子ども食堂を担当する白瀬結は、開室一時間前に鍵箱を見て息をのんだ。昨夜センターにいたのは、職員の三枝美冬、配膳ボランティアの柿沼、高校生スタッフの宵田真鈴。合鍵がなければ、本鍵を持つ館長が来るまで仕込みを始められない。外では冷たい雨が降り、開室を待つ親子が軒下へ少しずつ集まり始めていた。
だが廊下の奥から、甘い匂いがした。
鍵箱の下にはココアの粉が一粒。ベンチには幼児用の赤い片方の手袋。壁の温度計は、昨夜の記録より五度も高い二十三度を指していた。

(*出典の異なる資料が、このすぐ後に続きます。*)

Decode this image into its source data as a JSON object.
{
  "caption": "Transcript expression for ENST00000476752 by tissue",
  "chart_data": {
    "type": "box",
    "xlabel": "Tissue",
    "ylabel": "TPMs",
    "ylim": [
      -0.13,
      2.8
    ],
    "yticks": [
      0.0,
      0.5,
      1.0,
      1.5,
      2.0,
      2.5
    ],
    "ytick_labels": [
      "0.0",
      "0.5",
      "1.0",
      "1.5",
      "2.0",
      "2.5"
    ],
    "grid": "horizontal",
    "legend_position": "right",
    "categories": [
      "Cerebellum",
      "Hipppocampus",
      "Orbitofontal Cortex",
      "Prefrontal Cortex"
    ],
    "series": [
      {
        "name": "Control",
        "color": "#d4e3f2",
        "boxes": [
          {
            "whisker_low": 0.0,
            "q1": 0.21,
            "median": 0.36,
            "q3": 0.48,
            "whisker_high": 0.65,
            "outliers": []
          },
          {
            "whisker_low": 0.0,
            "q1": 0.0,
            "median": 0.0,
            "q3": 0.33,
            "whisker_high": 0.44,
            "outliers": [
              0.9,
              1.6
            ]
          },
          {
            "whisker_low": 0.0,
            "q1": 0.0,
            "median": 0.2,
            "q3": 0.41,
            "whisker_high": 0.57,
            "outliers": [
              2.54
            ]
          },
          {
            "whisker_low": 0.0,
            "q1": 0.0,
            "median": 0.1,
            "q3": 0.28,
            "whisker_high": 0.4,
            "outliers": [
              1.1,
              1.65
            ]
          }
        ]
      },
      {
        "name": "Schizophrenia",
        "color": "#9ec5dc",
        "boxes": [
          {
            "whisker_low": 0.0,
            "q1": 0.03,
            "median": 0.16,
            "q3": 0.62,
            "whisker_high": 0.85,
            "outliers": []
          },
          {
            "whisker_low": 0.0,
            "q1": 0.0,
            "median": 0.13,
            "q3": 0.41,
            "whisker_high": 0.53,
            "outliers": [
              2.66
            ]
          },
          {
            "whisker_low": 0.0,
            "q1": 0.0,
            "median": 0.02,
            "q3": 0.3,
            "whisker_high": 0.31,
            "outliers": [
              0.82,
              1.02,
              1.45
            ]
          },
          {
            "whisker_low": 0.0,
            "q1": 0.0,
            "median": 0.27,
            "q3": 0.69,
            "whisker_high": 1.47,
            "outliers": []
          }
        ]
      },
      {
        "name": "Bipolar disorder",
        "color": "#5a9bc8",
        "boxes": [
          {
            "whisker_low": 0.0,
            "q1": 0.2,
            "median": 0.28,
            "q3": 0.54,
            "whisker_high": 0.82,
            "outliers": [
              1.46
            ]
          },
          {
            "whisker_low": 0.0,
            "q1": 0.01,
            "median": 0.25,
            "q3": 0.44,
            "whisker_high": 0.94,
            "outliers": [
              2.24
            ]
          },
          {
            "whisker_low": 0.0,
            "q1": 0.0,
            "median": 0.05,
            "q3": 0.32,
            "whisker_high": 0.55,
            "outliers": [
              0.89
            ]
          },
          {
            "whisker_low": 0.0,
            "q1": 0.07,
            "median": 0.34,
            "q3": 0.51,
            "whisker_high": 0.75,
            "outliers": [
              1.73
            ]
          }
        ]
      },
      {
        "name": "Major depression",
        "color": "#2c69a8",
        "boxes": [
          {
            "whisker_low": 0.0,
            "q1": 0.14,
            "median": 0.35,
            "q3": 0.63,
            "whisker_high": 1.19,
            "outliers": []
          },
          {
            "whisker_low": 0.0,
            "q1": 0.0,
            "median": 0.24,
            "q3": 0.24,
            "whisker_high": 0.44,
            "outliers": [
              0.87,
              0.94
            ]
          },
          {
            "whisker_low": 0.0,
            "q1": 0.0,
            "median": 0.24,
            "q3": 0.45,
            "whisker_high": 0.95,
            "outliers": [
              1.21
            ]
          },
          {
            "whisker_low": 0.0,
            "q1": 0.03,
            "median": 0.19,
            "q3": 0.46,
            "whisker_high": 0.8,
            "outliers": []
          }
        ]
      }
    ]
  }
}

結が調理室へ行くと、扉は開いていた。中では真鈴が大鍋を前に立ち、牛乳を焦がさないよう木べらを回している。床には子どもたちの上着が並び、美冬と柿沼が小さな靴を乾かしていた。
合鍵を持ち出したのは真鈴だった。
昨夜、参加者の一人が手袋を忘れた。届けに団地へ向かった真鈴は、その家の暖房が故障し、朝まで直らないと知った。幼い弟妹も震えていたため、今朝だけ早くセンターを開け、暖かい場所で朝食を食べてもらおうと考えたのだ。
「電話してくれればよかったのに」
結が言うと、真鈴は鍋を見たまま唇を結んだ。
半年前、真鈴自身が朝食を食べずに来ていた頃、結は事情を訊かず、毎回「味見を手伝って」とおにぎりを渡した。真鈴は助けられたと言うのが恥ずかしく、今度は自分が誰にも知られず同じことをしたかったらしい。もらった親切は、返す相手を変えてもいいのだと、結が以前話したことを覚えていた。
「親切って、見つかったら格好悪いから」
「鍵を黙って持っていく方が、だいぶ格好悪い」
結が答えると、美冬たちが笑った。真鈴もようやく笑い、ココア缶の中から合鍵を出した。子どもに触られないよう隠したつもりで、自分も場所を忘れていたという。
やがて赤い手袋の持ち主が、眠そうな弟を連れてきた。大鍋から白い湯気が上がる。赤い手袋は暖房の前で乾き、片方だったものが、もう一方と並べられた。
結は最初の一杯を真鈴へ渡し、自分のカップも重ねた。